Milan in their 2019-20 season pressed their opponents off the field and killed teams with intensity.
They continued this trend in the 2020-21 season until injuries took a toll and their intensity had to be curbed. The same happened in the 2021-22 season where Milan relied more on a defensive structure until the last few games.
In a system which used inverted full-backs, a No.10 with freedom to roam, a deep-lying playmaker as part of a double pivot and a right wing-back as part of a front 4, Pioli’s mechanisms brought out the best in individuals.
Part of that involved playing a very high line to deny opponents any space, and the signing of Tomori helped to catapult the transition even further with the Englishman’s pace and acceleration helping to recover loose balls.
Numbers don’t lie
Even though it is a process and application already mainstream in the USA and in parts of Germany and England, Italian football was still new to the concept of data analytics.
Of course to the average football watcher the concepts of xG, xT, OVA, PPDA seems a very trivial set of data, but to people who have dedicated to being professional in football these terms are their lifeblood.
For Vulcano and Gianmarco Pioli – the two analysts – data analysis combined with video analysis helped them to analyse the opposition, find weaknesses and help the coach design specific ways to combat it.
The technical team also has a mobile application to help give each player technical instructions on their opposition or more specifically the players they are supposed to mark, which you can read more about here.
In the scouting department, chief scout Geoffrey Moncada has already spoken in an interview with The Athletic about how Milan use data to analyse players. Of course this does not mean Milan only use data analysis, the latter stages of scouting include the old school method of watching the player play with his team.
This approach has given Milan a cutting edge to signing players who were not much known in the mainstream media but become crucial to the cause. Tomori, Kalulu, Maignan are easy examples.
The perfect blend
With a lot of focus on the lack of quality youth in Italy, Milan have a great blend of young players and experienced heads.

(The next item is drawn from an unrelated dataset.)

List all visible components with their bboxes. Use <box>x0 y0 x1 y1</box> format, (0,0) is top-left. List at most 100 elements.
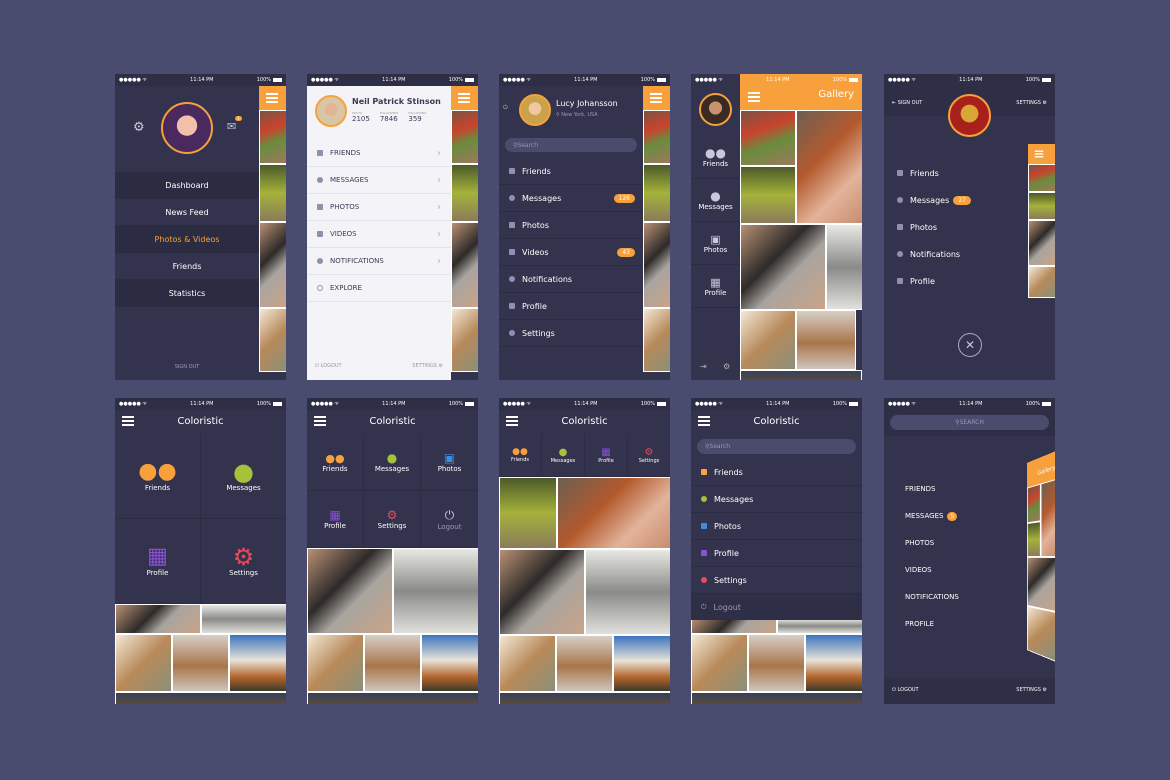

The Rossoneri’s title winning team had an average of around 26, so they have shown that putting faith in youth and adding mentor types like Olivier Giroud, Zlatan Ibrahimovic and Simon Kjær can bring success.
When Ivan Gazidis took over as the CEO of Milan, he mentioned the term ‘sustainable growth’ in the press multiple times. It was greeted with scepticism and the idea that no money would be spent, but what it meant was the club wanted to grow in a way that did not mess up their finances, keeping in mind the costs and revenues.
When Inter won the Scudetto they closed the calendar year with a record loss of €247m and had to cell their main men Romelu Lukaku and Achraf Hakimi.
Milan with this Scudetto win are projected to close the year with a loss of €30m, projecting a growth of €90m in revenues thanks in part to Champions League participation, the return of crowds post-Covid and the Scudetto win.
Elliott Management have not only scrubbed clean Milan’s dirty finances; they have built a young core that can ensure the Diavolo’s success is not a one off but can be repeated down the years.
Of course it wasn’t a smooth ride or one that was bereft of mistakes – with Elliott publicly courting Ralf Rangnick behind the back of the directors which split the opinions of the fanbase – but in the end the right decision was reached by committee generally.
It hasn’t been a journey without sacrifice, but in the end they came through and it ended with success, so much so that now the club are being handed over to be taken to a different level.
It isn’t surprising that there were reports that Manchester United under Erik Ten Hag are looking to emulate Milan’s successful model. For a league which isn’t awash with cash like the Premier League, Milan can be considered pioneers and a team with a plan worth following.